The reality is that even if the technical specialist and/or the judges make mistakes and the wrong skater or team wins a competition, absolutely nothing can be done about it. According to the ISU "rules", there can be no protest over human error. And no doubt, every wrong call or typo will be attributed to "human error".

The CoP system was instituted without proper consideration to all the ramifications, including errors, and what we have now is a disaster waiting to happen.
 

Kwanford Wife

Record Breaker
Joined
Dec 29, 2004
Isn't it Ironic?

millie said:
I think the big blowup will probably happen at worlds. No matter which skater wins at worlds, I think their will a contraversy. With all this talk about corruption with the judges and the judging system, how will we know who really won and if they won fairly! This is a sad state of affairs for figure skating! I think what's making it worst, all of a sudden everybody has their two cents worth into critizing the system--people like Witt and all the so called commentators. Do they realize that they are making the sport off figure skating so contraversial that it will be the demise of figure skating and nobody will take the sport seriously.

Please clarify this for me... Commentators, fans & the media should not point out wacky results, placements & issues because it makes skating controversial. Hmmm... now I would have thought BECAUSE of wacky results, placements & issues figure skating has become controversial.

I think its important that folks start looking at the source of the problems & protest that as that will be the death of figure skating... Saying that Witt, other commentators, fans & the media are wrong to be upset is conterproductive.

Kwanford Wife.
 

Ravyn Rant

Totally 80s Dance Party!
Medalist
Joined
Jan 22, 2004
Kwanford Wife said:
Please clarify this for me... Commentators, fans & the media should not point out wacky results, placements & issues because it makes skating controversial. Hmmm... now I would have thought BECAUSE of wacky results, placements & issues figure skating has become controversial.
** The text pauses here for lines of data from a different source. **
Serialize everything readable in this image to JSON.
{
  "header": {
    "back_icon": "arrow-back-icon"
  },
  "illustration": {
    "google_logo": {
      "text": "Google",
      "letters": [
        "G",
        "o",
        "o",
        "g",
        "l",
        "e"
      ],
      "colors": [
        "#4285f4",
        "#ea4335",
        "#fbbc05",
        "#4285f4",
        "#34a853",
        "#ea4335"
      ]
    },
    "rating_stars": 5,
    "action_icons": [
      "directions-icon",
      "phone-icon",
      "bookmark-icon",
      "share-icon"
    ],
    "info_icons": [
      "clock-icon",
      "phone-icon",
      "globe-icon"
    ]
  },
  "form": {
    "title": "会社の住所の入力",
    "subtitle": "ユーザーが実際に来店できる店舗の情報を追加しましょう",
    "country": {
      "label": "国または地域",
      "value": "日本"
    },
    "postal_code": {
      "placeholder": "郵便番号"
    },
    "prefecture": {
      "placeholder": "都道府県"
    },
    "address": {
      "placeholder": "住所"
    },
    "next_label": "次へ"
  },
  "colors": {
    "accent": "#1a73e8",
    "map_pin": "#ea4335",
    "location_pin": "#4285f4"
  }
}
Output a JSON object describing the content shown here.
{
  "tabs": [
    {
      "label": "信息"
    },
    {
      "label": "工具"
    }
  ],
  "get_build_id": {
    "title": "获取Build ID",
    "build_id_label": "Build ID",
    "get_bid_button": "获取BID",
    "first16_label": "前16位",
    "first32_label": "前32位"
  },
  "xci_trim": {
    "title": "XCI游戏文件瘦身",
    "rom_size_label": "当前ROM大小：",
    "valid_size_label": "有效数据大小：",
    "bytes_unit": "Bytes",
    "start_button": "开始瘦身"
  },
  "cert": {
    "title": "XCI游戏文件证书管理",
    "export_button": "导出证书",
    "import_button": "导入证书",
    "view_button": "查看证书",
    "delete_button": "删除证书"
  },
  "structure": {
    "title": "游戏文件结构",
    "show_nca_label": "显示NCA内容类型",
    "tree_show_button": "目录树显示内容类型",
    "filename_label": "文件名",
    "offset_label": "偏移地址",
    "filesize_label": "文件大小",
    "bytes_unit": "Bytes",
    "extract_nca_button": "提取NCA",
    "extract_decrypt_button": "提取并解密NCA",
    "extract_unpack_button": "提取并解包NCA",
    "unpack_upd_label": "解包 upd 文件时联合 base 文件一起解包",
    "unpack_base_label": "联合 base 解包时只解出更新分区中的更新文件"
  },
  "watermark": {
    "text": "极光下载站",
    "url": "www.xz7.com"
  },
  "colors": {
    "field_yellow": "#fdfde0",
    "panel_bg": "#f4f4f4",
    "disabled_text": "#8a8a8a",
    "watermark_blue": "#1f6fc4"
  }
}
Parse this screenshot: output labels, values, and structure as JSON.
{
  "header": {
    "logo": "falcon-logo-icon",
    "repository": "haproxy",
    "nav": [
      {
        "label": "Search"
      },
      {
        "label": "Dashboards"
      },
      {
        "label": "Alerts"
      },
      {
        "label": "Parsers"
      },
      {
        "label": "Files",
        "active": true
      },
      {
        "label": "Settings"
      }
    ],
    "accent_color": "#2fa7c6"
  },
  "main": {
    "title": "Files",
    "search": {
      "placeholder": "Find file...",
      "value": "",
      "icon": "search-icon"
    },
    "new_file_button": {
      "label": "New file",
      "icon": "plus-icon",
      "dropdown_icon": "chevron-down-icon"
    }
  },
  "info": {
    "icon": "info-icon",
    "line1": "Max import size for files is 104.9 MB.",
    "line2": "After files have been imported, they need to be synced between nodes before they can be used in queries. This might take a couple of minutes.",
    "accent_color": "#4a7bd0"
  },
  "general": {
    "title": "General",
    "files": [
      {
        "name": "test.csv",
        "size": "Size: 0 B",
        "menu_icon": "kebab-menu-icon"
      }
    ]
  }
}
I think its important that folks start looking at the source of the problems & protest that as that will be the death of figure skating... Saying that Witt, other commentators, fans & the media are wrong to be upset is conterproductive.

Kwanford Wife.
What a great screen name, KW!
ITA with the above. Perhaps the average fan needs to start writing scathing letters to the ISU. Can someone explain to me how Speedy got to where he is and what it would take to make him go back to whereever he came from?